Gedemütigt, weil sie sich zum Glauben bekennt
Dort gewinnt sie den „Eindruck, was freier Geist ist, oder zumindest sein könnte“. Aber sie lernt auch bereits die Schikanen der SED-Diktatur durch die Sozialistische Einheitspartei Deutschlands (SED) kennen und spüren: Ein Aufsatz die Gesinnung der Schüler überprüfen. Birthler schreibt zusammen mit einem Freund lieber über ihren christlichen Glauben. Das endet für beide in einer öffentlichen Demütigung vor der ganzen Klasse durch die Lehrerin. Doch auch das kann ihren freien Geist nicht brechen.
Prager Frühling prägt Birthler
Birthlers bewusste Politisierung setzt jedoch erst mit zwanzig Jahren zur Zeit des Prager Frühlings 1968 ein. Die Besetzung der Tschechoslowakei durch Truppen des Warschauer Pakts am 21. August 1968 fällt zudem in die Zeit ihrer ersten Schwangerschaft und der Hochzeit mit ihrem Mann Wolfgang.
Eine schwere Zeit erlebt Birthler auch als ihr Mann Wolfgang seine Zeit als Bausoldat ableisten muss, während sie mit zwei kleinen Kindern und schwanger mit dem dritten zu Hause bleibt. Zu der Zeit leben sie in einem Wohnkomplex im brandenburgischen Schwedt. Die Nähe zum dortigen Militärgefängnis führt ihr die Grausamkeit des Regimes täglich vor Augen.

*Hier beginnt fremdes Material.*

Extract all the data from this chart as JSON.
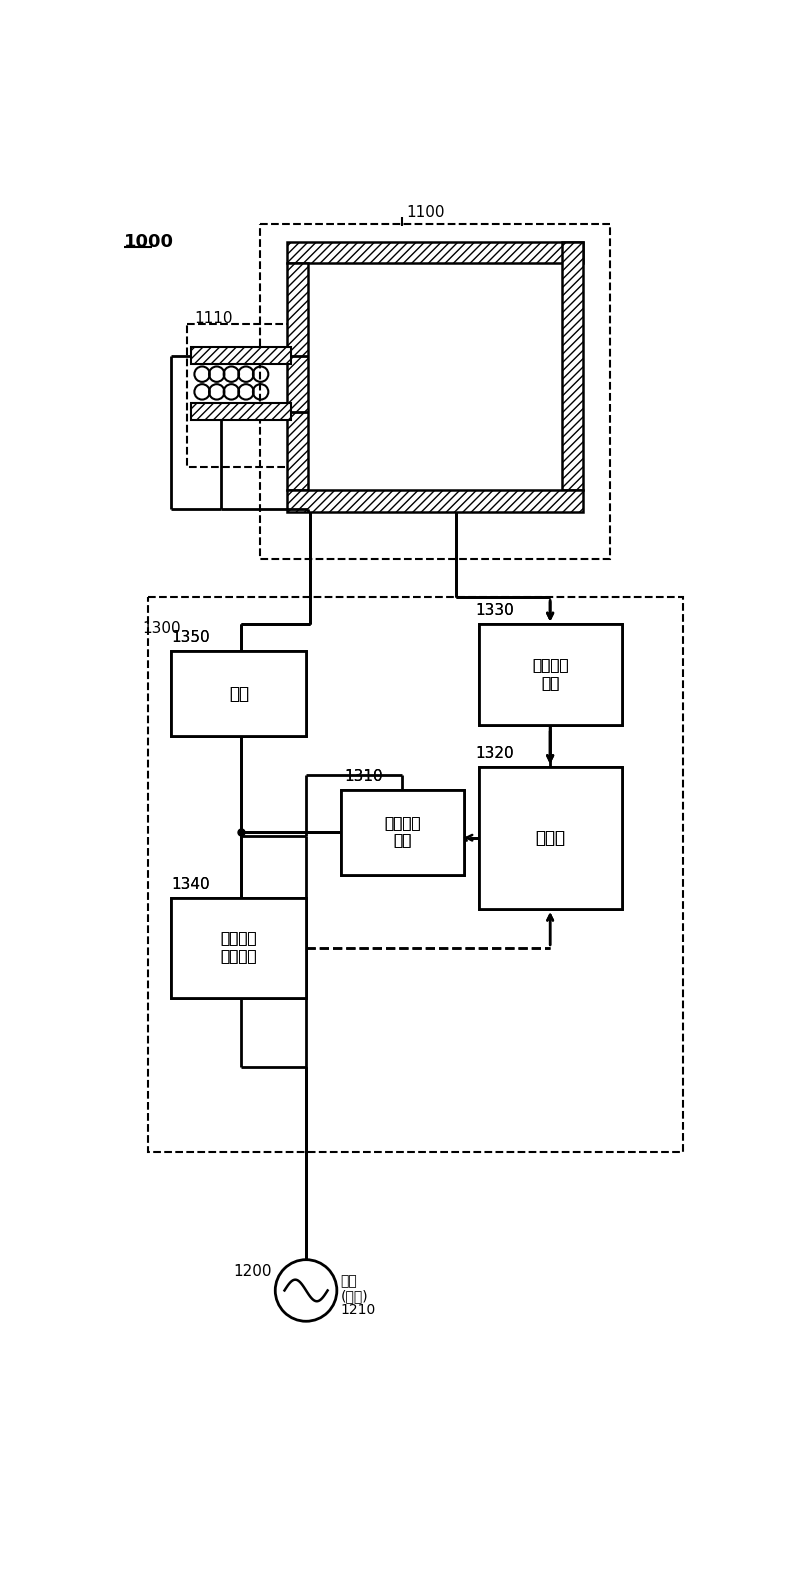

Aus der DDR-Opposition in Bundespolitik
Geprägt von diesen Erfahrungen führt sie ihr Weg Anfang der achtziger Jahre in die Opposition. Euphorisiert von der friedlichen Revolution und dem Mauerfall ist sie 1990 Mitglied der Volkskammer und anschließend die erste Bildungsministerin im neuen Bundesland Brandenburg.
Die Grünen und Bündnis 90
Bei ihrer Lesung in der evangelischen Akademie widmet sie ein Kapitel den Konflikten rund um den Zusammenschluss der westdeutschen Partei „Die Grüne“ mit der ostdeutschen Bürgerrechtspartei „Bündnis 90“. Zwar wird Birthler Bundesvorsitzende, merkt jedoch schnell, wie groß die Kluft zwischen Ost und West auch nach dem Mauerfall noch ist. So erlebt sie erbitterte Diskussionen im Zuge der Debatten rund um den Bosnienkrieg und muss sie auch in der Demokratie erste Enttäuschungen erleben.
Birthler leitet Stasi-Unterlagen-Behörde
Dennoch geht ihre politische Kariere steil aufwärts. Von 2000 bis 2011 leitet sie die Stasi-Unterlagen-Behörde als Bundesbeauftragte. In der dieser Zeit heißt die Behörde im Volksmund Birthler-Behörde. Als Nachfolgerin von Joachim Gauck erreicht sie damit den bisherigen Höhepunkt ihrer politischen Laufbahn.
Gegen das Vergessen
Gebannt und fasziniert lauschen die Zuhörer Birthlers Ausführungen. Nachdem diese ihre Lesung beendet hat, folgt eine Diskussionsrunde. Neugierig fragt das Publikum, das zum großen Teil eigene DDR-Erfahrungen besitzt, nach ihrem Engagement zur Aufarbeitung der Vergangenheit und der Rolle der Stasi. Birthler erklärt dazu: „Nach 1945 mussten die Leute mühsam lernen, dass es gut ist sich zu erinnern. Nach 1990 haben wir von diesem Lernprozess profitiert.“
SED „nur Dienstleister“
Zur Rolle der Stasi ist es ihr wichtig zu betonen, dass diese nur ein Dienstleister der SED sei. Zwar gebe es noch immer ein Milieu alter Funktionäre und bestimmte Seilschaften, eine konkrete Gefahr könne ohne die Partei jedoch nicht von ihnen ausgehen. Jedoch warnt sie: „Die Überwindung einer Diktatur heißt nicht, dass ihre Nachwirkungen aus den Köpfen der Menschen verschwunden sind. Diktaturen sind verlockend, denn man muss darin keine Verantwortung übernehmen.“
Man hat immer die Wahl
Dennoch verwehrt sie sich dagegen, Diktaturen Macht über das Wesen der Menschen zuzusprechen: „In der Diktatur werden die Bösen böser und die Guten besser.“ So würde ein System nicht zwangsläufig ein bestimmtes Verhalten hervorbringen. Jeder habe immer eine Wahl und die Möglichkeit einer eigenen Meinung.